Implantation of a Berlin Heart EXCOR
A previously healthy two-month-old infant born at thirty-six weeks presented with increasing fussiness, a respiratory rate of sixty breaths per minute and an oxygen saturation of 85 percent. A chest X-ray revealed significant cardiomegaly. A transthoracic echocardiogram demonstrated a severely dilated left ventricle with an ejection fraction of 26 percent. The patient’s hemodynamic stability was supported by milrinone at 0.5 mcg/kg/min and epinephrine at 0.04 mcg/kg/min. Because of her diagnosis of cardiomyopathy and critical status, the surgical team decided to proceed with operative implantation of the Berlin Heart EXCOR.
The Surgery
First, a midline sternotomy was performed. Aortic cannulation was conducted high on the patient's left lateral aortic arch to ensure enough space for future placement of the inflow cannula. The team commenced cardiopulmonary bypass, and the patient remained warm throughout the procedure.
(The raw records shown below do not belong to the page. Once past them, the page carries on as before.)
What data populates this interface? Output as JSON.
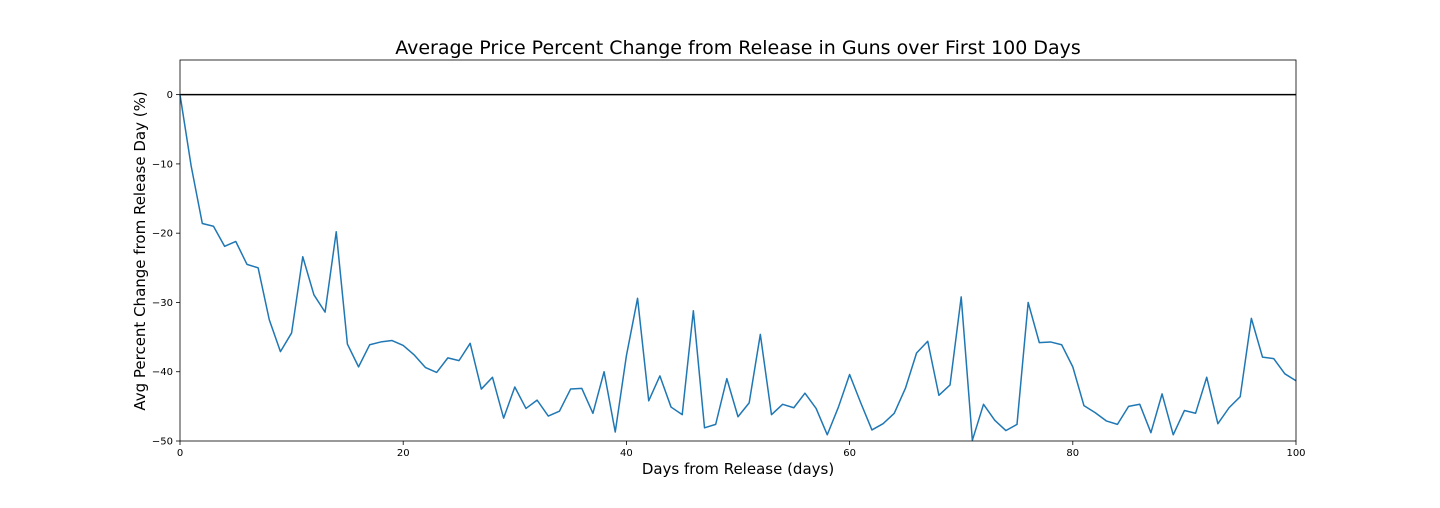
{
  "chart_data": {
    "type": "line",
    "title": "Average Price Percent Change from Release in Guns over First 100 Days",
    "xlabel": "Days from Release (days)",
    "ylabel": "Avg Percent Change from Release Day (%)",
    "xlim": [
      0,
      100
    ],
    "ylim": [
      -50,
      5
    ],
    "xticks": [
      0,
      20,
      40,
      60,
      80,
      100
    ],
    "yticks": [
      0,
      -10,
      -20,
      -30,
      -40,
      -50
    ],
    "grid": false,
    "legend": "none",
    "reference_line": {
      "y": 0,
      "color": "#000000"
    },
    "series": [
      {
        "color": "#1f77b4",
        "x": [
          0,
          1,
          2,
          3,
          4,
          5,
          6,
          7,
          8,
          9,
          10,
          11,
          12,
          13,
          14,
          15,
          16,
          17,
          18,
          19,
          20,
          21,
          22,
          23,
          24,
          25,
          26,
          27,
          28,
          29,
          30,
          31,
          32,
          33,
          34,
          35,
          36,
          37,
          38,
          39,
          40,
          41,
          42,
          43,
          44,
          45,
          46,
          47,
          48,
          49,
          50,
          51,
          52,
          53,
          54,
          55,
          56,
          57,
          58,
          59,
          60,
          61,
          62,
          63,
          64,
          65,
          66,
          67,
          68,
          69,
          70,
          71,
          72,
          73,
          74,
          75,
          76,
          77,
          78,
          79,
          80,
          81,
          82,
          83,
          84,
          85,
          86,
          87,
          88,
          89,
          90,
          91,
          92,
          93,
          94,
          95,
          96,
          97,
          98,
          99,
          100
        ],
        "y": [
          0,
          -10.3,
          -18.6,
          -19.0,
          -21.9,
          -21.2,
          -24.5,
          -25.0,
          -32.5,
          -37.1,
          -34.4,
          -23.4,
          -28.9,
          -31.4,
          -19.8,
          -36.0,
          -39.3,
          -36.1,
          -35.7,
          -35.5,
          -36.2,
          -37.6,
          -39.4,
          -40.1,
          -38.0,
          -38.4,
          -35.9,
          -42.5,
          -40.8,
          -46.7,
          -42.2,
          -45.3,
          -44.1,
          -46.4,
          -45.7,
          -42.5,
          -42.4,
          -46.0,
          -40.0,
          -48.7,
          -37.7,
          -29.4,
          -44.2,
          -40.6,
          -45.1,
          -46.2,
          -31.2,
          -48.1,
          -47.6,
          -41.0,
          -46.5,
          -44.5,
          -34.6,
          -46.2,
          -44.7,
          -45.2,
          -43.1,
          -45.3,
          -49.1,
          -45.1,
          -40.4,
          -44.5,
          -48.4,
          -47.5,
          -46.0,
          -42.4,
          -37.3,
          -35.6,
          -43.4,
          -41.9,
          -29.2,
          -49.9,
          -44.7,
          -47.0,
          -48.5,
          -47.6,
          -30.0,
          -35.8,
          -35.7,
          -36.1,
          -39.3,
          -44.9,
          -45.9,
          -47.1,
          -47.6,
          -45.0,
          -44.7,
          -48.8,
          -43.2,
          -49.1,
          -45.6,
          -46.0,
          -40.8,
          -47.5,
          -45.2,
          -43.6,
          -32.3,
          -37.9,
          -38.1,
          -40.3,
          -41.3
        ]
      }
    ]
  }
}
Next, the cardiac mass was elevated out of the pericardial well, and a single 5-0 polypropylene stitch was placed in the right ventricle to facilitate exposure. A pen was used to mark the site for the proposed cannula in the cardiac apex followed by identification of the left obtuse marginal and left anterior descending coronary arteries. A 2-0 silk suture was placed in the cardiac apex to serve as a retraction suture for ventriculotomy. An 11-blade scalpel was then used to make a ventriculotomy and all obstructing muscle below was excised. The inflow cannula was anchored with two pledgets at the nine o’clock and three o’clock positions. The remainder of the graft was sewn counterclockwise with 4-0 polypropylene in a running fashion between the pledgets. The inflow tunnel site was created superior to the rectus muscle, and the inflow cannula was brought through the tunnel.
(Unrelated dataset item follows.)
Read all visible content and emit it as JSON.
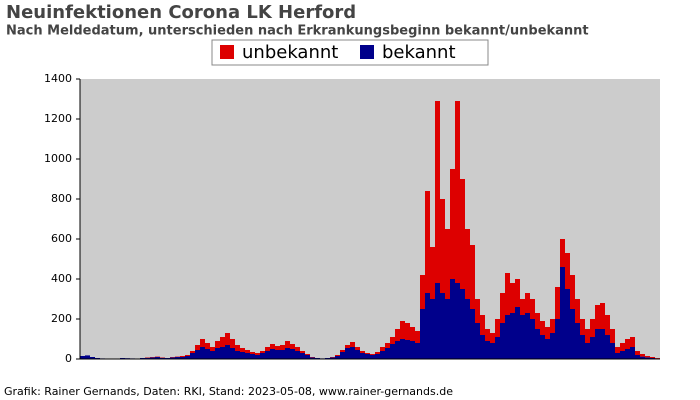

Attention was then turned to the outflow cannula anastomosis. An 8-French Hemashield (collagen impregnated polyester) graft was connected to the Berlin cannula and tied with 2-0 silk ligature twice. An angled c-clamp was positioned on the right lateral anterior wall of the ascending aorta. An aortotomy was then created. The anastomosis of the graft to the aorta was performed using 5-0 polypropylene in a running continuous fashion. Similar tunneling was carried out to externalize the outflow cannula.
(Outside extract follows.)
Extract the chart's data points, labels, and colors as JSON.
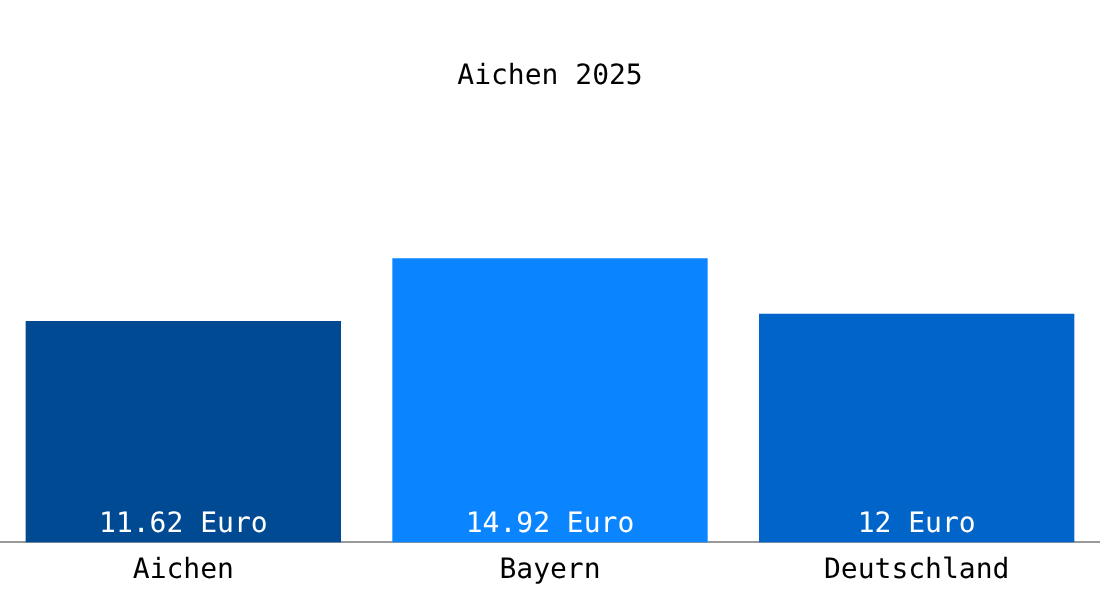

The cannulae were then deaired and connected to the pneumatic pump. A needle was inserted into the pump to withdraw remaining air. The pump chamber and valves were inspected for air bubbles, and none were found. The team then began to step up the pneumatic flow to thirty beats per minute. As the LVAD rate was increased, flow rates on the cardiopulmonary bypass machine were decreased. Deairing was continued through the needle in the pump until no air was present on the transesophageal echo.
The patient successfully came off cardiopulmonary bypass with stable hemodynamics. Evaluation of the Berlin Ikus showed a well-functioning ventricular assist device. The total pump time was 59 minutes. Intraoperative TEE demonstrated a well-positioned apical inflow cannula in the LV apex with adequate decompression of the LV. There was no aortic insufficiency and good RV function.
Bivalirudin was started forty-eight hours postoperatively. Institutional protocol aims for a goal PTT of seventy to ninety seconds and to titrate the dose of bivalirudin accordingly. The patient’s dose ranged from 0.48-0.77 mg/kg/hr. The patient was extubated on postoperative day fourteen. She remains in the CVICU and is currently listed as status 1A for a heart transplant.